Recoleta Cemetery remains closed to visitors for the time being. But in the spirit of our last post & of armchair travel –all that’s available at the moment– we’d like to share some our other favorite cemeteries from around the world, along with a few suggestions for the future of travel as it relates to cemeteries.
Tourism will change as a result of the pandemic, but that’s good because the industry is long overdue for new paradigms. Crowded museums & big-ticket expositions will likely become a thing of the past. Travellers may search for less-crowded sites to explore & as open-air museums with little public, cemeteries provide a perfect alternative.

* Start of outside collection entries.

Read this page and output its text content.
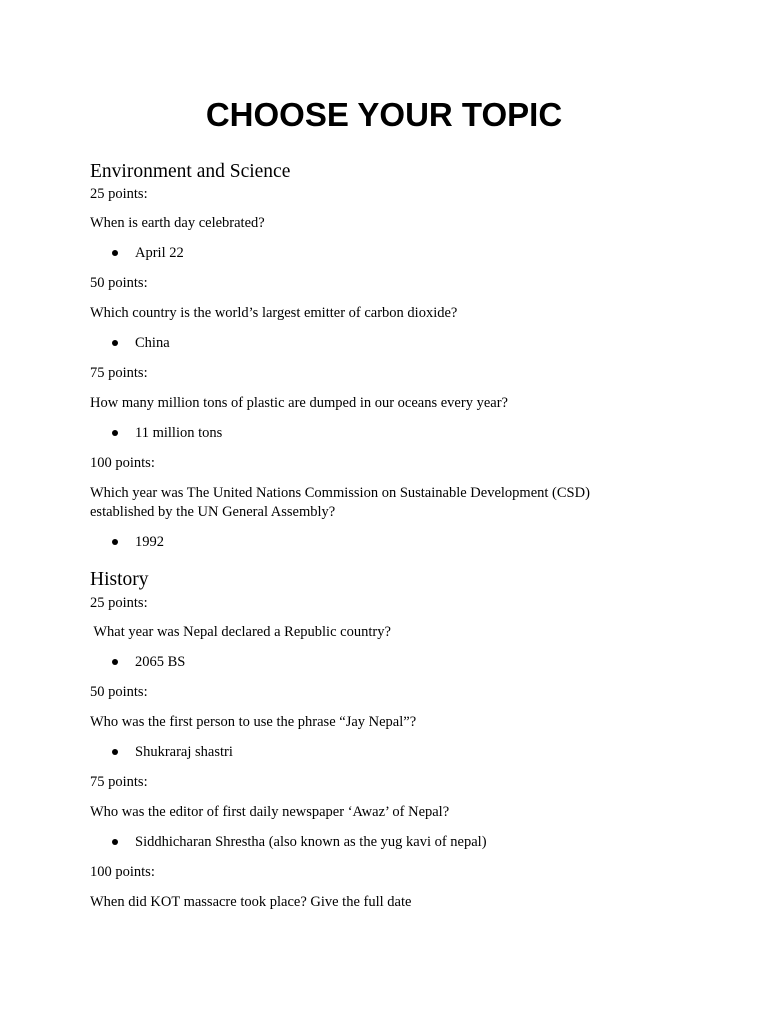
CHOOSE YOUR TOPIC
Environment and Science
25 points:
When is earth day celebrated?
April 22
50 points:
Which country is the world’s largest emitter of carbon dioxide?
China
75 points:
How many million tons of plastic are dumped in our oceans every year?
11 million tons
100 points:
Which year was The United Nations Commission on Sustainable Development (CSD)
established by the UN General Assembly?
1992
History
25 points:
What year was Nepal declared a Republic country?
2065 BS
50 points:
Who was the first person to use the phrase “Jay Nepal”?
Shukraraj shastri
75 points:
Who was the editor of first daily newspaper ‘Awaz’ of Nepal?
Siddhicharan Shrestha (also known as the yug kavi of nepal)
100 points:
When did KOT massacre took place? Give the full date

One concept that should disappear along with coronavirus is the outdated notion that a kind of world cemetery hierarchy exists. Somewhere, someone invented a statement that Recoleta Cemetery ranks as one of the most important in the world, along with Père Lachaise in Paris & Staglieno in Genoa. On who’s authority? To our chagrin, that tired comparison has been copied & pasted as much as “Buenos Aires is the Paris of South America”:
“la Recoleta es considerado uno de los tres cementerios más importantes del mundo, junto al Pére Lachaise, de París, y el Staglieno, de Génova“
“Renombrado como uno de los cementerios más monumentales del mundo junto con Père Lachaise en las afueras de París y la Colina de Staglieno en Génova“
“Es uno de los más importantes del mundo junto con el de Staglieno en Génova y el Père Lachaise de París“
Basta ya. Each cemetery has something special in its own right. Regular readers of this blog know that Recoleta Cemetery is unique due to its compact nature, its location near the city center, its high concentration of art & architecture & the opportunity to discover almost all of Argentina’s history. The list could go on & on. Recoleta Cemetery needs no comparison… only interest in unlocking its secrets, as with any cemetery around the world. Below are a few of our favorites:
Milano · Cimitero Monumentale – Not only is the entrance monumental, but fascinating sculpture continues to the very back sections of this grand cemetery. Something breathtaking lies around every corner:
San Sebastián · Cementerio de Polloe – Terraced landscaping takes visitors up & down on the hunt for tombstones written in the Basque language… in spite of being prohibited during the Franco era:
Sydney · Waverley Cemetery – Sure, Rookwood is fantastic; we can all agree with that. But the cliffside location of this cemetery overlooking the water makes for beautiful views throughout:
Washington, DC · Arlington National Cemetery – simple tombstones placed row upon row of those who gave their life for their country, the tomb of the unknown soldier & monuments to both victories & tragedies:
Madrid · Panteón de Hombres Ilustres – Art Nouveau memorials to national greats:
Bucurešti · Bellu Cemetery – Packed tight & full of nature, the rustic layout invites exploration:
Various locations · Single sculpture or a dominant style – Some cemeteries have a monumental piece (or two) that draw pilgrims to see them in person. Others possess a predominant architectural style, & often the stories associated with tombs also attract many visitors:
We hope this brief list of cemeteries other than La Recoleta provides inspiration for future travel. Tombs & mausoleums reflect the design of their time as well as give us an idea of how their occupants wanted to be remembered. Do you have a favorite not listed here? We’ll share more of our travels on request, but we’re always looking for new places to explore. Let us know your best cemetery experience. With a bit of luck, cemetery visits may become part of mainstream tourism soon!